Teachers set for industrial action over meetings

Teaching unions deny their boycott will affect children's education

Members of the UK's largest teaching union are preparing to step up industrial action after the government issued schools with guidelines on cutting paperwork and the number of after-school meetings.

The National Union of Teachers has advised its members to take a range of non-strike action if headteachers do not interpret the guidelines to their liking.

This includes refusing to chase up absent pupils, process examination marks, rewrite policy statements for imminent inspections, or carry out tasks such as writing letters and bulk photocopying.

The rival National Association of Schoolmasters and Union of Women Teachers is already taking similar action.

Sticking point

The Department for Education and Employment decided to issue its draft circular on reducing classroom bureaucracy after talks with teaching unions broke down in May.

A key sticking point was the number of after-school meetings that teachers would be expected to attend.

This issue is left open in the circular, which advises that the "quality and frequency of meetings should be regularly reviewed", so the National Union of Teachers has advised members to take industrial action if they are called on by headteachers to attend more than one meeting per week.


[ image: Doug McAvoy: school-by-school approach]
Doug McAvoy: school-by-school approach
The circular also suggests that school documents should be kept short, pupil reports should be concise, and that clerical support should be employed for routine tasks.

Doug McAvoy, the union's general secretary, said: "Industrial action will be taken on a school-by-school basis.

"If the circular is interpreted to mean there should be no more than one after-school meeting a week, no action will take place in that particular school. It is up to individual heads."

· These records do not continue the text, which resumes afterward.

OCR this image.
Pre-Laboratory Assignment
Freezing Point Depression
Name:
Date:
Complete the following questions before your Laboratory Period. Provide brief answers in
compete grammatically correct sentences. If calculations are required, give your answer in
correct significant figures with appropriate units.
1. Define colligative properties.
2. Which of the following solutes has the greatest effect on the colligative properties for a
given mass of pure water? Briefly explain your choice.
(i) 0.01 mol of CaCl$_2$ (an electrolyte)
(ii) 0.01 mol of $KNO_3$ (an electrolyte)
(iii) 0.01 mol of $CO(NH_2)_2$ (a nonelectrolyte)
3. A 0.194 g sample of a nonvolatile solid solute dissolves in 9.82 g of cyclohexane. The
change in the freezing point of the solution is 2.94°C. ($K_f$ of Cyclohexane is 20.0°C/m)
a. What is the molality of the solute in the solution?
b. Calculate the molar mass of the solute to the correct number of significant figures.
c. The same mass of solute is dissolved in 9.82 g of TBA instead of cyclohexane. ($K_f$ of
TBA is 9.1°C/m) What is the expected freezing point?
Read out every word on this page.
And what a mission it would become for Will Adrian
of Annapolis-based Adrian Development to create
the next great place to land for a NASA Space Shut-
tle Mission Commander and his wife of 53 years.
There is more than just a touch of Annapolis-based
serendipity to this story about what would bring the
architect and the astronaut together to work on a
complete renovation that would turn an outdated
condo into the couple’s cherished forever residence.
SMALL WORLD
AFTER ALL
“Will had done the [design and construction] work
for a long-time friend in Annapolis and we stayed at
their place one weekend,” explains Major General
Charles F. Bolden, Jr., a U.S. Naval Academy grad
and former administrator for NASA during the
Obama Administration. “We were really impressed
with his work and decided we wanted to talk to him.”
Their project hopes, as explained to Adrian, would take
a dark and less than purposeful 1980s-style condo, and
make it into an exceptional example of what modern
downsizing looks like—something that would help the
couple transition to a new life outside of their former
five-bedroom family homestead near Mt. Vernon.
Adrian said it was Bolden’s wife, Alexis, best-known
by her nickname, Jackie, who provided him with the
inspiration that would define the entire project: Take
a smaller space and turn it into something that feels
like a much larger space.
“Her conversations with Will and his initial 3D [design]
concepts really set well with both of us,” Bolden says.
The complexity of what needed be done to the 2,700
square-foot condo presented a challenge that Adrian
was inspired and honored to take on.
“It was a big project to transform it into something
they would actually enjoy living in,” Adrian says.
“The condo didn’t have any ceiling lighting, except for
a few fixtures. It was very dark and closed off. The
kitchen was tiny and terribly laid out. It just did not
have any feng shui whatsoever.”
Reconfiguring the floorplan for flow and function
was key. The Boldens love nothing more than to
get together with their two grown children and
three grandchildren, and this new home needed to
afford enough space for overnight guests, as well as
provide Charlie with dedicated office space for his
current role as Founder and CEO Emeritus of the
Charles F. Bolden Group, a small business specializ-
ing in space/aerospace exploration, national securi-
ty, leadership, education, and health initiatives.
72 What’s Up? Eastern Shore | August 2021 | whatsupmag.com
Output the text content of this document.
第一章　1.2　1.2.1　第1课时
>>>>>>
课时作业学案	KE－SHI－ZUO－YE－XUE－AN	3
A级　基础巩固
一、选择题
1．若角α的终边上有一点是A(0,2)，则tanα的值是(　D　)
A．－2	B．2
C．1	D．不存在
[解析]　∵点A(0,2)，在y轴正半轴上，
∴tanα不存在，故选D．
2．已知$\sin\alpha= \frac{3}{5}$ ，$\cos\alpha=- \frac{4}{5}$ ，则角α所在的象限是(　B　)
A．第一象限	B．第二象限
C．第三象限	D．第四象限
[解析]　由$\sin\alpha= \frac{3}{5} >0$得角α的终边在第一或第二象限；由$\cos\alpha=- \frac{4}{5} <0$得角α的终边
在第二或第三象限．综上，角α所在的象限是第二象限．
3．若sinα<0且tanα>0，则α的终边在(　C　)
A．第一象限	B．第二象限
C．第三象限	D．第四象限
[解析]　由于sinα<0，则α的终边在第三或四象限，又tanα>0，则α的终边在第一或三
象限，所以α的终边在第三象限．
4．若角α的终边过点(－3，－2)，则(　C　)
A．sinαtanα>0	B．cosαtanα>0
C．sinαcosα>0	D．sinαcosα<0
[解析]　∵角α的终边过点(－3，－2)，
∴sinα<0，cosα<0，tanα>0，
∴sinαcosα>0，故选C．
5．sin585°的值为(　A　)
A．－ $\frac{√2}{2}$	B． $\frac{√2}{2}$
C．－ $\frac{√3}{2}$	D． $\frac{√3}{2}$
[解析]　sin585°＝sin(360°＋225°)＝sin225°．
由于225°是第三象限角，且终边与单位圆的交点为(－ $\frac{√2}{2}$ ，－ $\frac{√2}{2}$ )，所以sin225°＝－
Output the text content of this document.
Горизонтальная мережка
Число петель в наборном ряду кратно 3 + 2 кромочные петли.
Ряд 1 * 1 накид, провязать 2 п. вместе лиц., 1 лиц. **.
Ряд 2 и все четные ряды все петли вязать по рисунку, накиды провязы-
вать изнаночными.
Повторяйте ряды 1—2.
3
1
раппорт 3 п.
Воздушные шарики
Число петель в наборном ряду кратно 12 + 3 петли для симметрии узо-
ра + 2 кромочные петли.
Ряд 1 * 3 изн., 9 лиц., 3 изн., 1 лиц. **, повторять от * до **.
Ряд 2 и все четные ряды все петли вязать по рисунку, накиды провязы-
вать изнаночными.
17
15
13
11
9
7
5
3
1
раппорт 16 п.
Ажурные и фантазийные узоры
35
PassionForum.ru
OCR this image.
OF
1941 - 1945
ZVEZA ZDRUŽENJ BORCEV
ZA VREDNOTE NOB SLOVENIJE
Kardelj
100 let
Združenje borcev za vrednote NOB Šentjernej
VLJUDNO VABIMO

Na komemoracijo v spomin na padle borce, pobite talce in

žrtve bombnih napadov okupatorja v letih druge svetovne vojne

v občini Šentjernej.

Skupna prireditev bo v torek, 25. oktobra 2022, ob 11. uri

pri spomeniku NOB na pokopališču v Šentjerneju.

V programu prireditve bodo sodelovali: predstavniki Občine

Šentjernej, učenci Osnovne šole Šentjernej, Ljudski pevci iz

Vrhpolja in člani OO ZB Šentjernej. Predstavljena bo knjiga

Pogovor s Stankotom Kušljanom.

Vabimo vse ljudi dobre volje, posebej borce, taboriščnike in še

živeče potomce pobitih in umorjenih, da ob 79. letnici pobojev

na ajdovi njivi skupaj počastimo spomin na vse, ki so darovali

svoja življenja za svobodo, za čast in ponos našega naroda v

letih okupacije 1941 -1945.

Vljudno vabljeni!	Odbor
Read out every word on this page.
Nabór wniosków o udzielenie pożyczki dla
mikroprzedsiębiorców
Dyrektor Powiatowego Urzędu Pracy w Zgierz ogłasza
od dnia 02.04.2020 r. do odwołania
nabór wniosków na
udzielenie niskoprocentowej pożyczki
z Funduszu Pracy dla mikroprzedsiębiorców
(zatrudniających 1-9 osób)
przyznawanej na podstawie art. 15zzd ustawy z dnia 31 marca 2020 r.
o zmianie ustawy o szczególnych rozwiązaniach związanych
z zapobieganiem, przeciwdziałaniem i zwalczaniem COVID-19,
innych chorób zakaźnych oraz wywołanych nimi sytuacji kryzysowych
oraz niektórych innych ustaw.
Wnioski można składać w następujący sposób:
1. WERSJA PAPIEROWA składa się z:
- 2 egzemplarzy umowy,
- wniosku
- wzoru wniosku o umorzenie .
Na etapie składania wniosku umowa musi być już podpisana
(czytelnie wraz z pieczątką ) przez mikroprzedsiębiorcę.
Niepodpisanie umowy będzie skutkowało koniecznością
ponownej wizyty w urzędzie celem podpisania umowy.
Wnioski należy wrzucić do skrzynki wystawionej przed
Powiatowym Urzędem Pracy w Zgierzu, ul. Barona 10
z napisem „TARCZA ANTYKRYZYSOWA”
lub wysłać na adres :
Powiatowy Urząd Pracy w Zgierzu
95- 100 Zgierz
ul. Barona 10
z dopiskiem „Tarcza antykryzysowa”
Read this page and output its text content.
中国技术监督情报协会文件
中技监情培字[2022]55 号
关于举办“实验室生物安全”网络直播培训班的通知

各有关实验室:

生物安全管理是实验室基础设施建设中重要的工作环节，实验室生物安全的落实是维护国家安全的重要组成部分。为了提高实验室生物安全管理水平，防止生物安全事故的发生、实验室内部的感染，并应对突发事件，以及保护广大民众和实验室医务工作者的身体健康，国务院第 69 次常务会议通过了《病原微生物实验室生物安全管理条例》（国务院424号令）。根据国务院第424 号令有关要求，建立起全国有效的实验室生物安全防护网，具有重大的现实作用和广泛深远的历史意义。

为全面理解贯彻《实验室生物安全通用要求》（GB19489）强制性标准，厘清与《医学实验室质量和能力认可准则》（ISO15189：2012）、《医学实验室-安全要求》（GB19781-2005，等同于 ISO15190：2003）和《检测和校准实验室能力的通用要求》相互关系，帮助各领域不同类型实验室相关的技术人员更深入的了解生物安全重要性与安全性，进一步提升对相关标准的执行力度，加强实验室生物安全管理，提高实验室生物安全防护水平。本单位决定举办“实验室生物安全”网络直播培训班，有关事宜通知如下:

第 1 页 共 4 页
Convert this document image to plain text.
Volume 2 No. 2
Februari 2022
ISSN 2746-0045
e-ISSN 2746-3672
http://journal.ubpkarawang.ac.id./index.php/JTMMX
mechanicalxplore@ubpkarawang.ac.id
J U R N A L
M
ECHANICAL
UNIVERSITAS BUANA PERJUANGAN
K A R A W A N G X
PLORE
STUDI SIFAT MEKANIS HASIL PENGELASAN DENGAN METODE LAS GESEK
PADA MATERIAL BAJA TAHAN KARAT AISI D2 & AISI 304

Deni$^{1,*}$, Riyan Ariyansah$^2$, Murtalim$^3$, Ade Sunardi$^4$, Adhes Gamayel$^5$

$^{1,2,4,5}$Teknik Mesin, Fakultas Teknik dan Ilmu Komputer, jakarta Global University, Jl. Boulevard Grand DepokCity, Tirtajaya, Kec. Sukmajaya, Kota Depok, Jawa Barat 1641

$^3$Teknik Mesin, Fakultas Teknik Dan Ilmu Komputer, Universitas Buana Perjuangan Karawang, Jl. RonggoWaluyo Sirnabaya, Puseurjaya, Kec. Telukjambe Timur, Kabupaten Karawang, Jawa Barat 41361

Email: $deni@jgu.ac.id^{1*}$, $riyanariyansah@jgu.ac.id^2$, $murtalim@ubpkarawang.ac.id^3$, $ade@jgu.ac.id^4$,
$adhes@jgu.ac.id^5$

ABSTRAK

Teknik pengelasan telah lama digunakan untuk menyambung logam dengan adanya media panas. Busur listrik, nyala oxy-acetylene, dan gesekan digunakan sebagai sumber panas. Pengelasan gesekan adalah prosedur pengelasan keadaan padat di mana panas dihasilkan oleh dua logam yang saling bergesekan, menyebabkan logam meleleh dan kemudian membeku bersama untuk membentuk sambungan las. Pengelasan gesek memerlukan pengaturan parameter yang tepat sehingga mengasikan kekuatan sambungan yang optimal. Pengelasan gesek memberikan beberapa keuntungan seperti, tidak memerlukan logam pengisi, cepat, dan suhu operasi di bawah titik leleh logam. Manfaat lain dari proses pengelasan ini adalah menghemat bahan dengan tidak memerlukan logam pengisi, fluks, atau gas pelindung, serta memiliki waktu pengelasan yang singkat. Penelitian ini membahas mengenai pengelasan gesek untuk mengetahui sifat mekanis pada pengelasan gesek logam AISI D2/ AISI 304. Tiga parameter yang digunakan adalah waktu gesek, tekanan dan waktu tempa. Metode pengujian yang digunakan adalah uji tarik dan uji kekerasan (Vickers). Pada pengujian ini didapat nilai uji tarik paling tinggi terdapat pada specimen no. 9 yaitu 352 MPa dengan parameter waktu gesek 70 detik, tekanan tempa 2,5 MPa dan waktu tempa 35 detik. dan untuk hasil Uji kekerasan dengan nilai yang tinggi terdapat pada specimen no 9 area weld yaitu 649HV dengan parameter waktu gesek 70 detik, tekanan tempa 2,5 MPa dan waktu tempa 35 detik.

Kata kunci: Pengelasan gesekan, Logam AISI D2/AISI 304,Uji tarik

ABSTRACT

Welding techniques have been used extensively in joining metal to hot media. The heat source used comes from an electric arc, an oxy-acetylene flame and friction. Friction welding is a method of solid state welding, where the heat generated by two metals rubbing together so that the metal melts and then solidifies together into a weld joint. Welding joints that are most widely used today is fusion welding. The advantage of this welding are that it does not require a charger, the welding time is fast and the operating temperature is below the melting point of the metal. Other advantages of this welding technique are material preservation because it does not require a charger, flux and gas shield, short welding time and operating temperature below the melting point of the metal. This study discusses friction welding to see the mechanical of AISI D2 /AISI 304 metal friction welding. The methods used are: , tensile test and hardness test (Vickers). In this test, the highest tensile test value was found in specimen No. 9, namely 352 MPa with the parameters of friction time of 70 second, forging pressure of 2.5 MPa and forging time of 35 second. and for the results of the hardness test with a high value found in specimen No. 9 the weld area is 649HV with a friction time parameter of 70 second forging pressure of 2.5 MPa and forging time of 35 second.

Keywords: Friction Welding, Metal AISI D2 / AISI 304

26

The unions have said their boycott of paperwork and other tasks will not affect children's education, but the Education Secretary, David Blunkett, takes the opposite view.

'Real and practical effect'

As the circular was launched on Monday, Mr Blunkett said, "Teachers should be able to concentrate on pupils' work not paperwork.

"Today's announcements will have a real and practical effect which should be widely welcomed in schools throughout the country.

"I believe that guidelines are the best way to proceed. It should be a matter for headteachers and schools to decide, with the help of such guidance, how to make the best use of meeting time and how to avoid needless management meetings for classroom teachers."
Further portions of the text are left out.